The same man is also suspected of killing 61-year-old Teresa Bear Ribs in her own backyard on August 9 as she cared for her grandchildren in an unrelated incident, per the Pioneer Press.
Christoper Malik Todd, 19, is accused of shooting an acquaintance, Ronald Junior Smith, 21, in the head and stealing his recently purchased Dodge Charger on August 14. The shooting occurred “in the parking ramp of a Minneapolis Hotel [sic],” according to a criminal complaint.
EMTs and police were called to the apparent murder scene after a woman found a man dead on the floor of the parking garage with blood streaming from a bullet wound in the side of his head.
Once apprehended, Todd told officers that he didn’t shoot Smith. Instead, he said another Dodge Charger had pulled alongside Smith’s while Todd and Smith were sitting in the parking garage. Todd claimed that it was the occupant of the white Charger who shot Smith, prompting him to then remove Smith’s dead body from his vehicle and drive away without performing any life-saving measures or calling 911.
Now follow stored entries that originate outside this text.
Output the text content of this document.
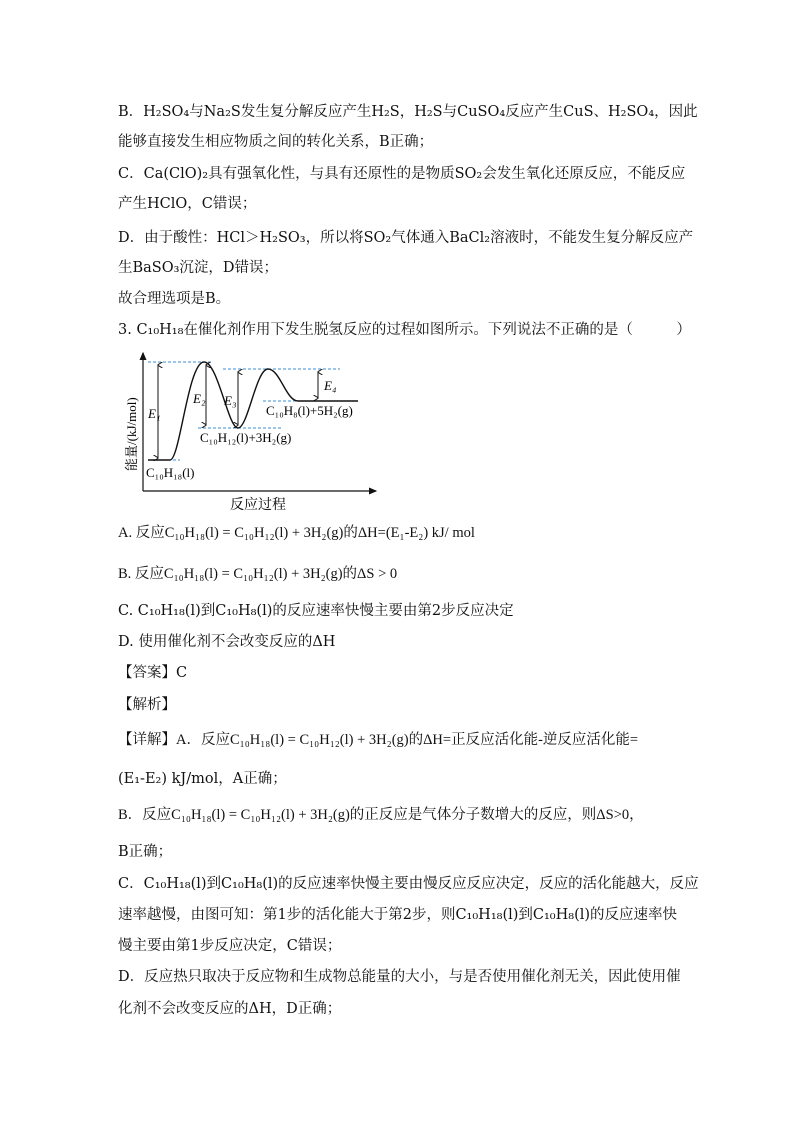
B．H₂SO₄与Na₂S发生复分解反应产生H₂S，H₂S与CuSO₄反应产生CuS、H₂SO₄，因此
能够直接发生相应物质之间的转化关系，B正确；
C．Ca(ClO)₂具有强氧化性，与具有还原性的是物质SO₂会发生氧化还原反应，不能反应
产生HClO，C错误；
D．由于酸性：HCl＞H₂SO₃，所以将SO₂气体通入BaCl₂溶液时，不能发生复分解反应产
生BaSO₃沉淀，D错误；
故合理选项是B。
3. C₁₀H₁₈在催化剂作用下发生脱氢反应的过程如图所示。下列说法不正确的是（　　　）
E₁
E₂ E₃
E₄
C₁₀H₁₈(l)
C₁₀H₁₂(l)+3H₂(g)
C₁₀H₈(l)+5H₂(g)
反应过程
能量/(kJ/mol)
A. 反应C₁₀H₁₈(l) = C₁₀H₁₂(l) + 3H₂(g)的ΔH=(E₁-E₂) kJ/ mol
B. 反应C₁₀H₁₈(l) = C₁₀H₁₂(l) + 3H₂(g)的ΔS > 0
C. C₁₀H₁₈(l)到C₁₀H₈(l)的反应速率快慢主要由第2步反应决定
D. 使用催化剂不会改变反应的ΔH
【答案】C
【解析】
【详解】A．反应C₁₀H₁₈(l) = C₁₀H₁₂(l) + 3H₂(g)的ΔH=正反应活化能-逆反应活化能=
(E₁-E₂) kJ/mol，A正确；
B．反应C₁₀H₁₈(l) = C₁₀H₁₂(l) + 3H₂(g)的正反应是气体分子数增大的反应，则ΔS>0，
B正确；
C．C₁₀H₁₈(l)到C₁₀H₈(l)的反应速率快慢主要由慢反应反应决定，反应的活化能越大，反应
速率越慢，由图可知：第1步的活化能大于第2步，则C₁₀H₁₈(l)到C₁₀H₈(l)的反应速率快
慢主要由第1步反应决定，C错误；
D．反应热只取决于反应物和生成物总能量的大小，与是否使用催化剂无关，因此使用催
化剂不会改变反应的ΔH，D正确；
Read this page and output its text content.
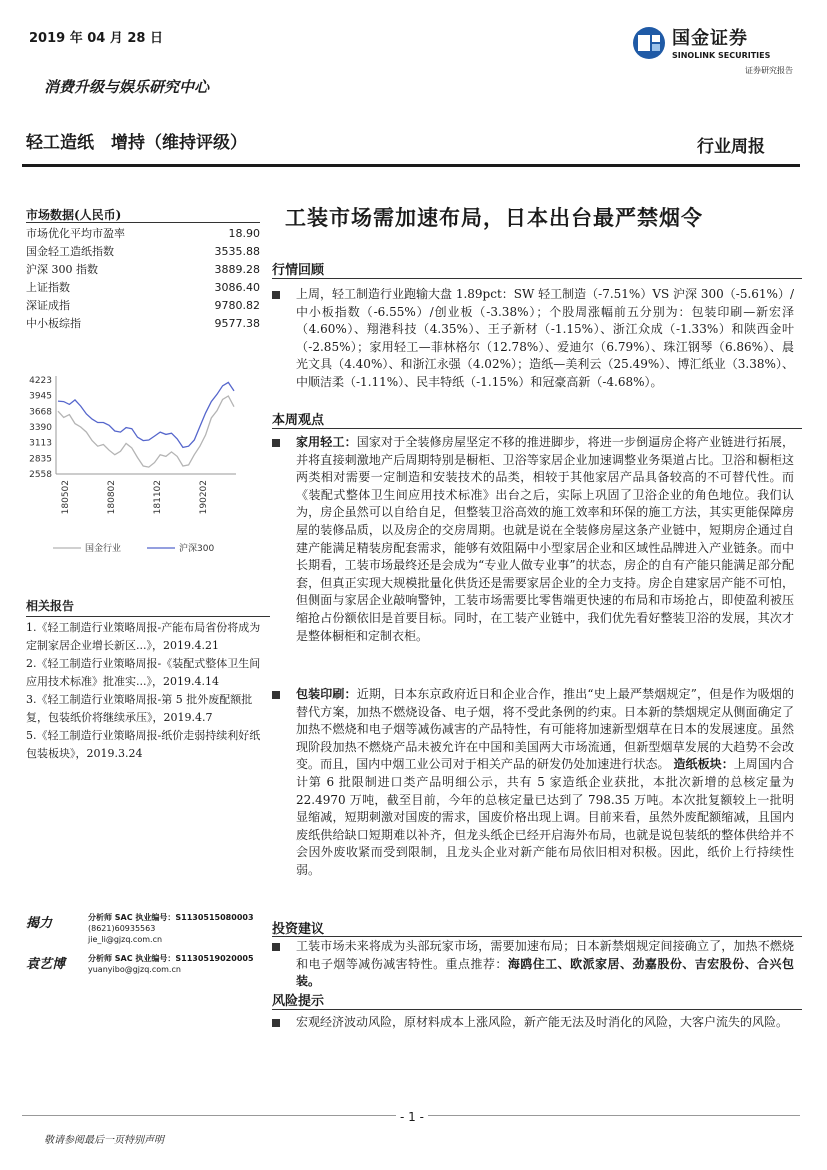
2019 年 04 月 28 日
消费升级与娱乐研究中心
轻工造纸　增持（维持评级）	行业周报
国金证券
SINOLINK SECURITIES
证券研究报告
市场数据(人民币)
市场优化平均市盈率	18.90
国金轻工造纸指数	3535.88
沪深 300 指数	3889.28
上证指数	3086.40
深证成指	9780.82
中小板综指	9577.38
4223
3945
3668
3390
3113
2835
2558
180502	180802	181102	190202
国金行业	沪深300
相关报告
1.《轻工制造行业策略周报-产能布局省份将成为定制家居企业增长新区...》，2019.4.21
2.《轻工制造行业策略周报-《装配式整体卫生间应用技术标准》批准实...》，2019.4.14
3.《轻工制造行业策略周报-第 5 批外废配额批复，包装纸价将继续承压》，2019.4.7
5.《轻工制造行业策略周报-纸价走弱持续利好纸包装板块》，2019.3.24
揭力	分析师 SAC 执业编号：S1130515080003
(8621)60935563
jie_li@gjzq.com.cn
袁艺博	分析师 SAC 执业编号：S1130519020005
yuanyibo@gjzq.com.cn
工装市场需加速布局，日本出台最严禁烟令
行情回顾
上周，轻工制造行业跑输大盘 1.89pct：SW 轻工制造（-7.51%）VS 沪深 300（-5.61%）/中小板指数（-6.55%）/创业板（-3.38%）；个股周涨幅前五分别为：包装印刷—新宏泽（4.60%）、翔港科技（4.35%）、王子新材（-1.15%）、浙江众成（-1.33%）和陕西金叶（-2.85%）；家用轻工—菲林格尔（12.78%）、爱迪尔（6.79%）、珠江钢琴（6.86%）、晨光文具（4.40%）、和浙江永强（4.02%）；造纸—美利云（25.49%）、博汇纸业（3.38%）、中顺洁柔（-1.11%）、民丰特纸（-1.15%）和冠豪高新（-4.68%）。
本周观点
家用轻工：国家对于全装修房屋坚定不移的推进脚步，将进一步倒逼房企将产业链进行拓展，并将直接刺激地产后周期特别是橱柜、卫浴等家居企业加速调整业务渠道占比。卫浴和橱柜这两类相对需要一定制造和安装技术的品类，相较于其他家居产品具备较高的不可替代性。而《装配式整体卫生间应用技术标准》出台之后，实际上巩固了卫浴企业的角色地位。我们认为，房企虽然可以自给自足，但整装卫浴高效的施工效率和环保的施工方法，其实更能保障房屋的装修品质，以及房企的交房周期。也就是说在全装修房屋这条产业链中，短期房企通过自建产能满足精装房配套需求，能够有效阻隔中小型家居企业和区域性品牌进入产业链条。而中长期看，工装市场最终还是会成为“专业人做专业事”的状态，房企的自有产能只能满足部分配套，但真正实现大规模批量化供货还是需要家居企业的全力支持。房企自建家居产能不可怕，但侧面与家居企业敲响警钟，工装市场需要比零售端更快速的布局和市场抢占，即使盈利被压缩抢占份额依旧是首要目标。同时，在工装产业链中，我们优先看好整装卫浴的发展，其次才是整体橱柜和定制衣柜。
包装印刷：近期，日本东京政府近日和企业合作，推出“史上最严禁烟规定”，但是作为吸烟的替代方案，加热不燃烧设备、电子烟，将不受此条例的约束。日本新的禁烟规定从侧面确定了加热不燃烧和电子烟等减伤减害的产品特性，有可能将加速新型烟草在日本的发展速度。虽然现阶段加热不燃烧产品未被允许在中国和美国两大市场流通，但新型烟草发展的大趋势不会改变。而且，国内中烟工业公司对于相关产品的研发仍处加速进行状态。 造纸板块：上周国内合计第 6 批限制进口类产品明细公示，共有 5 家造纸企业获批，本批次新增的总核定量为 22.4970 万吨，截至目前，今年的总核定量已达到了 798.35 万吨。本次批复额较上一批明显缩减，短期刺激对国废的需求，国废价格出现上调。目前来看，虽然外废配额缩减，且国内废纸供给缺口短期难以补齐，但龙头纸企已经开启海外布局，也就是说包装纸的整体供给并不会因外废收紧而受到限制，且龙头企业对新产能布局依旧相对积极。因此，纸价上行持续性弱。
投资建议
工装市场未来将成为头部玩家市场，需要加速布局；日本新禁烟规定间接确立了，加热不燃烧和电子烟等减伤减害特性。重点推荐：海鸥住工、欧派家居、劲嘉股份、吉宏股份、合兴包装。
风险提示
宏观经济波动风险，原材料成本上涨风险，新产能无法及时消化的风险，大客户流失的风险。
- 1 -
敬请参阅最后一页特别声明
Police believe this story to be untrue given a lack of video evidence of a white Charger in the parking garage, and the fact that the angle from which Todd claims the white Charger fired is not conducive to the manner in which Smith was shot, according to the complaint.
One week later on August 21, Todd and his brother, Zeontae Todd, 23, had Maurice June, 31, drive them in Smith’s stolen Charger to an ongoing funeral at Hillside Cemetery in St. Anthony, states a second criminal complaint. June was also present when Todd allegedly killed 61-year-old Ribs.
Once there, Christopher Todd fired multiple shots at a man whom he thought was a member of the “Native Mob” gang sitting in another car. The man actually turned out to be a member of a Minnesota Department of Corrections (DOC) Fugitive Apprehension Unit that was surveying the funeral.
A vehicle chase ensued and concluded “near the intersection of 39th Avenue East and Stinson Blvd,” after the Todd brothers and June crashed their stolen vehicle.
Once in police custody, Todd told officers that it was actually June, not him, who fired on the DOC officer. June disputes this claim.
June also admitted that he was in possession of a phone originally owned by a victim in another recent homicide, per the complaint.